Son frangin Nathan, claviériste, crèche lui au-dessus du Queen’s Head, le pub de Brixton qui leur sert de QG. Les « brothers » sont d’origine algérienne -« la moitié de notre famille est musulmane« – et ont grandi à Cookstown, en Irlande du nord -« A l’école, on était ce qui ressemblait le plus à une minorité ethnique« . Avant de devenir les nouvelles terreurs du rock anglais quelque part entre les Cramps, Syd Barrett, Black Angels et le Brian Jonestown Massacre, les frangins ont fait du pub rock sans grand intérêt sous le nom de Saudis jusqu’à ce qu’il ne leur permette plus de se payer leur came. « Le plus mauvais groupe de la ville, même s’il a tourné jusqu’en Algérie… »

Yuppies Out

Comme les Black Lips il y a dix ans, les Fat White ont une solide réputation qui les précède. Celle de mecs qui se branlent sur scène et mettent de la coke dans leur Chili. Chez eux, quand on n’a pas de fric pour un clip, on part avec de l’acide et une caméra dans les bois. Lorsque Margaret Thatcher a cassé sa pipe, les déglingués se sont promenés avec une banderole « The Bitch is Dead » dans les rues de Brixton. Et quand le restaurant Champagne + Fromage a ouvert non loin de chez eux, ils ont créé un groupe Facebook intitulé Yuppies Out.

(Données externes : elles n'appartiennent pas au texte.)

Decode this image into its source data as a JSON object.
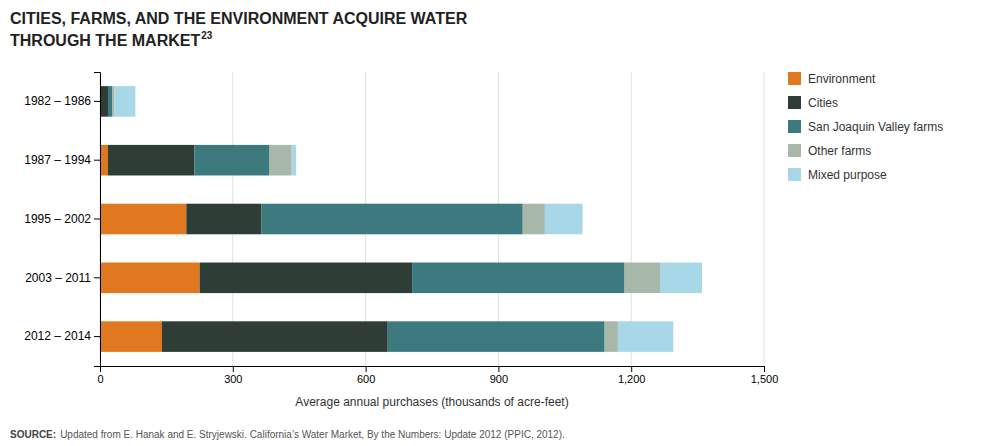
{
  "chart_data": {
    "type": "bar",
    "orientation": "horizontal",
    "stacked": true,
    "title": "CITIES, FARMS, AND THE ENVIRONMENT ACQUIRE WATER",
    "subtitle": "THROUGH THE MARKET",
    "annotations": [
      "23",
      "SOURCE:",
      "Updated from E. Hanak and E. Stryjewski. California’s Water Market, By the Numbers: Update 2012 (PPIC, 2012)."
    ],
    "x_label": "Average annual purchases (thousands of acre-feet)",
    "categories": [
      "1982 – 1986",
      "1987 – 1994",
      "1995 – 2002",
      "2003 – 2011",
      "2012 – 2014"
    ],
    "series": [
      {
        "name": "Environment",
        "color": "#E07820",
        "values": [
          0,
          18,
          195,
          225,
          140
        ]
      },
      {
        "name": "Cities",
        "color": "#2E3D35",
        "values": [
          18,
          195,
          170,
          480,
          510
        ]
      },
      {
        "name": "San Joaquin Valley farms",
        "color": "#3D7A80",
        "values": [
          10,
          170,
          590,
          480,
          490
        ]
      },
      {
        "name": "Other farms",
        "color": "#A8B8A8",
        "values": [
          5,
          50,
          50,
          80,
          30
        ]
      },
      {
        "name": "Mixed purpose",
        "color": "#A8D8E8",
        "values": [
          47,
          10,
          85,
          95,
          125
        ]
      }
    ],
    "xlim": [
      0,
      1500
    ],
    "xticks": [
      0,
      300,
      600,
      900,
      {
        "value": 1200,
        "label": "1,200"
      },
      {
        "value": 1500,
        "label": "1,500"
      }
    ],
    "grid": true,
    "legend": "right"
  }
}
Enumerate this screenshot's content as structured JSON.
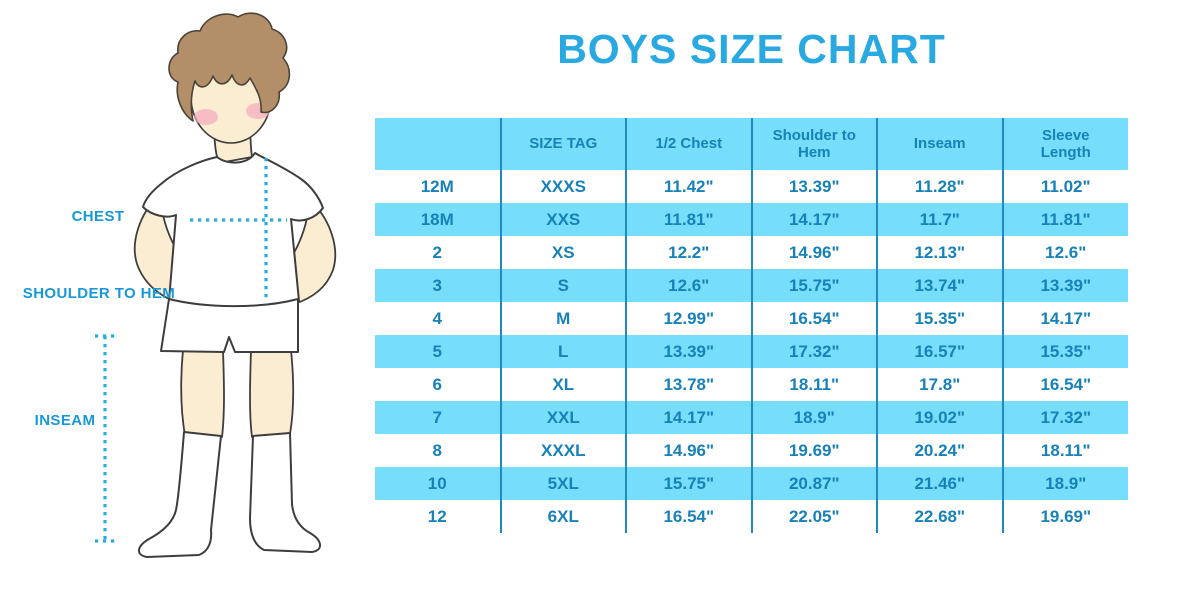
{
  "title": "BOYS SIZE CHART",
  "labels": {
    "chest": "CHEST",
    "shoulder_to_hem": "SHOULDER TO HEM",
    "inseam": "INSEAM"
  },
  "illustration": {
    "description": "cartoon boy in white t-shirt, shorts and socks with dotted measurement lines"
  },
  "colors": {
    "title_blue": "#29a9e1",
    "label_blue": "#1899d6",
    "dotted_line_blue": "#29abe2",
    "table_row_fill": "#76defa",
    "table_divider": "#2089be",
    "table_text": "#1781b8",
    "hair_brown": "#b28e69",
    "skin": "#fbedd2",
    "blush_pink": "#f4a9bd"
  },
  "chart_data": {
    "type": "table",
    "title": "BOYS SIZE CHART",
    "columns": [
      "",
      "SIZE TAG",
      "1/2 Chest",
      "Shoulder to Hem",
      "Inseam",
      "Sleeve Length"
    ],
    "rows": [
      [
        "12M",
        "XXXS",
        "11.42\"",
        "13.39\"",
        "11.28\"",
        "11.02\""
      ],
      [
        "18M",
        "XXS",
        "11.81\"",
        "14.17\"",
        "11.7\"",
        "11.81\""
      ],
      [
        "2",
        "XS",
        "12.2\"",
        "14.96\"",
        "12.13\"",
        "12.6\""
      ],
      [
        "3",
        "S",
        "12.6\"",
        "15.75\"",
        "13.74\"",
        "13.39\""
      ],
      [
        "4",
        "M",
        "12.99\"",
        "16.54\"",
        "15.35\"",
        "14.17\""
      ],
      [
        "5",
        "L",
        "13.39\"",
        "17.32\"",
        "16.57\"",
        "15.35\""
      ],
      [
        "6",
        "XL",
        "13.78\"",
        "18.11\"",
        "17.8\"",
        "16.54\""
      ],
      [
        "7",
        "XXL",
        "14.17\"",
        "18.9\"",
        "19.02\"",
        "17.32\""
      ],
      [
        "8",
        "XXXL",
        "14.96\"",
        "19.69\"",
        "20.24\"",
        "18.11\""
      ],
      [
        "10",
        "5XL",
        "15.75\"",
        "20.87\"",
        "21.46\"",
        "18.9\""
      ],
      [
        "12",
        "6XL",
        "16.54\"",
        "22.05\"",
        "22.68\"",
        "19.69\""
      ]
    ]
  }
}
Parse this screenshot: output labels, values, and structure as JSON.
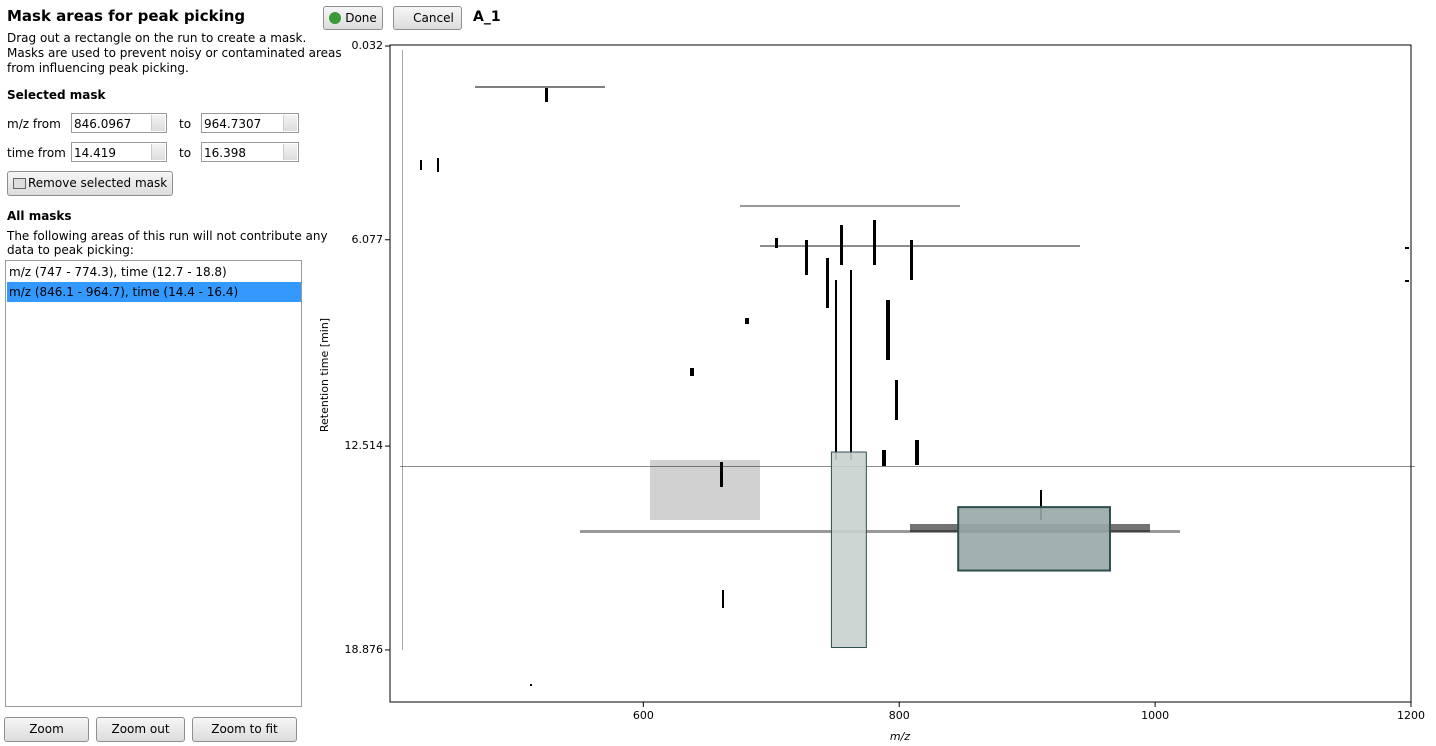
{
  "panel": {
    "title": "Mask areas for peak picking",
    "instructions": [
      "Drag out a rectangle on the run to create a mask.",
      "Masks are used to prevent noisy or contaminated areas",
      "from influencing peak picking."
    ],
    "selected_heading": "Selected mask",
    "mz_from_label": "m/z from",
    "mz_from": "846.0967",
    "mz_to_label": "to",
    "mz_to": "964.7307",
    "time_from_label": "time from",
    "time_from": "14.419",
    "time_to_label": "to",
    "time_to": "16.398",
    "remove_button": "Remove selected mask",
    "all_heading": "All masks",
    "all_description": [
      "The following areas of this run will not contribute any",
      "data to peak picking:"
    ],
    "mask_list": [
      "m/z (747 - 774.3), time (12.7 - 18.8)",
      "m/z (846.1 - 964.7), time (14.4 - 16.4)"
    ],
    "zoom_buttons": [
      "Zoom",
      "Zoom out",
      "Zoom to fit"
    ]
  },
  "toolbar": {
    "done": "Done",
    "cancel": "Cancel",
    "run": "A_1"
  },
  "plot": {
    "xlabel": "m/z",
    "ylabel": "Retention time [min]",
    "xlim": [
      402,
      1200
    ],
    "xticks": [
      600,
      800,
      1000,
      1200
    ],
    "ylim": [
      0,
      20.5
    ],
    "yticks": [
      0.032,
      6.077,
      12.514,
      18.876
    ],
    "masks": [
      {
        "mz": [
          747,
          774.3
        ],
        "time": [
          12.7,
          18.8
        ],
        "color": "#c9d1cf"
      },
      {
        "mz": [
          846.0967,
          964.7307
        ],
        "time": [
          14.419,
          16.398
        ],
        "color": "#98a8a6"
      }
    ]
  }
}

Les garçons, qui ont le sens de la provocation, se sont même mis en tête de rééditer sur leur propre label The Family Jams. Un album enregistré par les disciples de Charles Manson, dont ce dernier a écrit toutes les chansons. « Saul a vraiment été obsédé par le personnage. Je suis davantage fasciné par un Mark E. Smith, mais j’aime l’idée que de doux, naïfs et jolis morceaux country soient l’oeuvre d’un putain de cinglé. »

Les chansons de leur premier disque à eux, Champagne Holocaust, parlent de pédophile, d’éjaculation buccale, de faire sauter Disneyland. Et se demandent qui a tué Lee (Harvey) Oswald. « La principale source d’inspiration de notre prochain album, c’est Tina Turner. Sa relation avec Ike et les troubles en Irlande du Nord. La tendresse et la brutalité quoi. Puis aussi le fantôme d’Alex Ferguson. Evidemment qu’on aime le foot. D’ailleurs levons notre Guinness à la santé de Gary Speed (ancien international gallois retrouvé pendu chez lui à 42 ans sans qu’on sache vraiment s’il s’agissait d’un suicide ou d’un accident, ndlr). »

Ce nouveau disque, qui ne sortira pas avant l’été, les Fat White sont partis l’enregistrer à New York avec leur nouvel ami Sean Lennon. Utilisant de nombreux instruments de son paternel. « On a rencontré Sean à Austin durant South by Southwest. On était en train de se foutre de sa gueule pendant un concert de son groupe The Ghost of a Saber Tooth Tiger. Et puis, il a dit: « Celle-là, elle est pour The Fat White Family. » Et on a compris que c’était un chouette mec. Il nous a invités à bouffer. Puis nous a proposé de passer du temps chez lui. La première fois, on a tous squatté dans son appartement. La deuxième, il n’en voulait plus qu’un seul d’entre nous. »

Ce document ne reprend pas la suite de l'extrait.